Il trial PROactive ha arruolato 5238 pazienti, che sono stati randomizzati a ricevere pioglitazone o placebo in aggiunta a precedenti terapie per il controllo del diabete. I pazienti, di età compresa tra 35 e 75 anni, erano diabetici in media da 8 anni e mostravano evidenze cliniche di almeno uno dei seguenti eventi nei mesi precedenti allo studio: infarto miocardico, ictus, intervento di bypass aortocoronarico, sindrome coronarica acuta, obiettività di coronaropatia o storia di arteriopatia periferica ostruttiva. Il periodo medio di trattamento nel trial è stato di quasi tre anni.

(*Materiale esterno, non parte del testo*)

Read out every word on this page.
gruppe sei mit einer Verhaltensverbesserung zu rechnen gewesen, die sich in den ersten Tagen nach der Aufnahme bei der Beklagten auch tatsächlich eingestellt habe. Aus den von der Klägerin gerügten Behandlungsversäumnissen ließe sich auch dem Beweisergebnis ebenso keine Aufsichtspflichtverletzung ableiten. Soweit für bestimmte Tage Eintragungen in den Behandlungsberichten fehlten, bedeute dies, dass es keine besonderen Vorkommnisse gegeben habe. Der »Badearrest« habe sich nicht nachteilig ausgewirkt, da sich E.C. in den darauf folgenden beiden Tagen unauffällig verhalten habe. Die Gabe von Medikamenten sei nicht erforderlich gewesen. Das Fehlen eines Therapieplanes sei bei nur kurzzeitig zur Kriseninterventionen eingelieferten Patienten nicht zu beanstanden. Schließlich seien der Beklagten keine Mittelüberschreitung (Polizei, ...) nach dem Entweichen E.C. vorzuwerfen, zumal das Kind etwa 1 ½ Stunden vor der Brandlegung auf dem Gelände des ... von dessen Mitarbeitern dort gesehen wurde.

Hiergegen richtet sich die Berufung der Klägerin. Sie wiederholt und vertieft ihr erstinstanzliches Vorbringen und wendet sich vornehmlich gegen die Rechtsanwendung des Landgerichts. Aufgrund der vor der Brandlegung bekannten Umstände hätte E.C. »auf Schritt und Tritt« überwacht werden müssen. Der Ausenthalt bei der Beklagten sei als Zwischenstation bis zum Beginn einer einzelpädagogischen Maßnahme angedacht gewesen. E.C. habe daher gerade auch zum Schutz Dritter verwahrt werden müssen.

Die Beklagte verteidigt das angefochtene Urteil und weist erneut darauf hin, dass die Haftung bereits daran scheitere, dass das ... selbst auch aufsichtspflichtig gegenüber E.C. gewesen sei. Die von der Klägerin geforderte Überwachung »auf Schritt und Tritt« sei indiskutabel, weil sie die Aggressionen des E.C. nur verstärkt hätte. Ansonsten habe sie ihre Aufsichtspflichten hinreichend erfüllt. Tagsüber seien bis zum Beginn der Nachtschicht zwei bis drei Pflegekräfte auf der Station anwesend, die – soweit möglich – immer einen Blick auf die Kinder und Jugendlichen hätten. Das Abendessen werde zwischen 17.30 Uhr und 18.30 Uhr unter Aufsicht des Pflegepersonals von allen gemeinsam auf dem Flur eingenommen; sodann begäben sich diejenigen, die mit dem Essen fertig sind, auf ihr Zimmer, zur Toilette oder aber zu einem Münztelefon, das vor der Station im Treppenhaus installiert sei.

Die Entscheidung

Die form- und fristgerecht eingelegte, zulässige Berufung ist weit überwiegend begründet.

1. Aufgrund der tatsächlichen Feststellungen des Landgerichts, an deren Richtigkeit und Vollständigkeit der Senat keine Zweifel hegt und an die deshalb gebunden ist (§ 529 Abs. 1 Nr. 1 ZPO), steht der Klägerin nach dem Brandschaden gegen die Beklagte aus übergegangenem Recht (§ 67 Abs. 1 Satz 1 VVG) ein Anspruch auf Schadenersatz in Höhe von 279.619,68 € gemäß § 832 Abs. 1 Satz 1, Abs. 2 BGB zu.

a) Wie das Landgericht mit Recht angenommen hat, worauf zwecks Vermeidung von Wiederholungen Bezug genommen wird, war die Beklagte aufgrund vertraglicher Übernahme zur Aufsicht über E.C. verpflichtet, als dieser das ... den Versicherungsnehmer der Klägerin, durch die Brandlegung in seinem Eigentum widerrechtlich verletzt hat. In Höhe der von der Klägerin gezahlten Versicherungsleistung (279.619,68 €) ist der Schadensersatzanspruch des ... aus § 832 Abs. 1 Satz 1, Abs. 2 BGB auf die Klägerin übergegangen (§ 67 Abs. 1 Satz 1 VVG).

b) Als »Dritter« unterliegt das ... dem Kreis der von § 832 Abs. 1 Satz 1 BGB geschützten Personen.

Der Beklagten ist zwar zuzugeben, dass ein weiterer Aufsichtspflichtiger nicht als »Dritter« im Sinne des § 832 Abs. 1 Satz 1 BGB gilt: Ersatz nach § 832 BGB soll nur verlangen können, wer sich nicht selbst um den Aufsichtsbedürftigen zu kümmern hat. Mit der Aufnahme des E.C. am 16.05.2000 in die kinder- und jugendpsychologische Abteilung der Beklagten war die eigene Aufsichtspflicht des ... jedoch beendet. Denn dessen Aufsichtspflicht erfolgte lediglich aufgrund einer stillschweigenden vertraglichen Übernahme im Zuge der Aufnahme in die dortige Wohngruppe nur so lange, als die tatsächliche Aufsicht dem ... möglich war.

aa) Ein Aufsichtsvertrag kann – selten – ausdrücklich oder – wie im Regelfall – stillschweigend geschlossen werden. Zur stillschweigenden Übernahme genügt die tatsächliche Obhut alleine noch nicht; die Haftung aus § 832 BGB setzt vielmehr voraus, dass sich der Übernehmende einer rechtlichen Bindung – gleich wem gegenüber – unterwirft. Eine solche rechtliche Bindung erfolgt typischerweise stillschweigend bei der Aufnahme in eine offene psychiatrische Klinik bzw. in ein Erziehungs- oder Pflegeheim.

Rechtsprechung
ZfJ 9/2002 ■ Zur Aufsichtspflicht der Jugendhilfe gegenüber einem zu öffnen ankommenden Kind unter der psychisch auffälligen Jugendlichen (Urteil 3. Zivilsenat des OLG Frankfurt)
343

Lo studio si è proposto di valutare l’efficacia del trattamento sulla patologia macrovascolare attraverso degli endpoint predefiniti. L’endpoint primario composito consisteva nel tempo alla comparsa di uno qualunque dei seguenti eventi: morte per tutte le cause, infarto non fatale, sindrome coronarica acuta, necessità di bypass o angioplastica, ictus, amputazione maggiore degli arti inferiori, rivascolarizzazione degli arti inferiori. L’endpoint principale secondario consisteva nel tempo alla comparsa di uno dei tre eventi macrovascolari maggiori, cioè la mortalità per tutte le cause, l’infarto miocardio non fatale, con esclusione delle forme silenti, e l’ictus. Il resto degli endpoint secondari consisteva nella mortalità cardiovascolare e in ognuna delle componenti dell’endpoint primario composito considerate separatamente. I risultati hanno evidenziato la riduzione significativa del 16% dell’endpoint principale secondario (mortalità, infarto miocardico e ictus), mentre è stata registrata una riduzione del 10% dell’endpoint primario, che non ha raggiunto la significatività statistica (figura 1).

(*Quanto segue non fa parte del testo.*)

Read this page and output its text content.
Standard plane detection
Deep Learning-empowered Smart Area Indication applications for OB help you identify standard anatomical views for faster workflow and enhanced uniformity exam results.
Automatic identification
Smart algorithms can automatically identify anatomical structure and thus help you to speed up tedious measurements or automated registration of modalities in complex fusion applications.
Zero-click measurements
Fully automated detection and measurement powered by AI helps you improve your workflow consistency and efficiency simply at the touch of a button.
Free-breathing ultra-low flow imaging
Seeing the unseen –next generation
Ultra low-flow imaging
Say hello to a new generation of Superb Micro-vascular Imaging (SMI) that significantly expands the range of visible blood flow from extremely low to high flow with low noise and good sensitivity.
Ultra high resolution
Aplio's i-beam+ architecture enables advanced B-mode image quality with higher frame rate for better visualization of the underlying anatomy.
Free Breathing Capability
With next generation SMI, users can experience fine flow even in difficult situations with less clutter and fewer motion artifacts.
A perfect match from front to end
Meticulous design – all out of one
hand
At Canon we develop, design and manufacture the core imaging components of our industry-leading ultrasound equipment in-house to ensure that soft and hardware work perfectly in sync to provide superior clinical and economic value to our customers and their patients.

Nei pazienti trattati con pioglitazone si è anche osservata una riduzione dell’HbA1c significativamente maggiore rispetto al placebo e pari allo 0.8%, una riduzione del 50% della progressione verso l’impiego di insulina, un miglioramento dello stato dislipidemico (aumento delle HDL dell’8.9%, una riduzione del rapporto LDL/HDL del 5.3%, una riduzione dei trigliceridi del 13.2%) e una leggera ma significativa riduzione della pressione arteriosa.
Di particolare interesse sono i dati relativi al sottogruppo di 2245 pazienti (dei quali 1230 randomizzati a pioglitazone) che avevano avuto un infarto miocardico nei sei mesi precedenti: nel gruppo trattato con pioglitazione si è registrata una riduzione significativa di reinfarto fatale e non fatale del 28% e di sindrome coronarica acuta del 37% rispetto al gruppo placebo. Anche la valutazione di un endpoint composito di mortalità cardiovascolare, infarto non fatale, rivascolarizzazione coronarica e sindrome coronarica acuta ha evidenziato una riduzione significativa del 19% tra i trattati con pioglitazone rispetto al placebo (American Heart Association Annual Meeting; Dallas, 13-16 novembre 2005). Il trattamento è risultato ben tollerato, con percentuali di eventi avversi seri sovrapponibile a quella rilevata con placebo.
Gli autori dello studio concludono sottolineando l’importanza di questo approccio terapeutico, in quanto l’aggiunta di pioglitazone al trattamento standard di 1000 pazienti diabetici ad alto rischio per 3 anni consentirebbe di evitare 21 primi infarti miocardici, morti o ictus.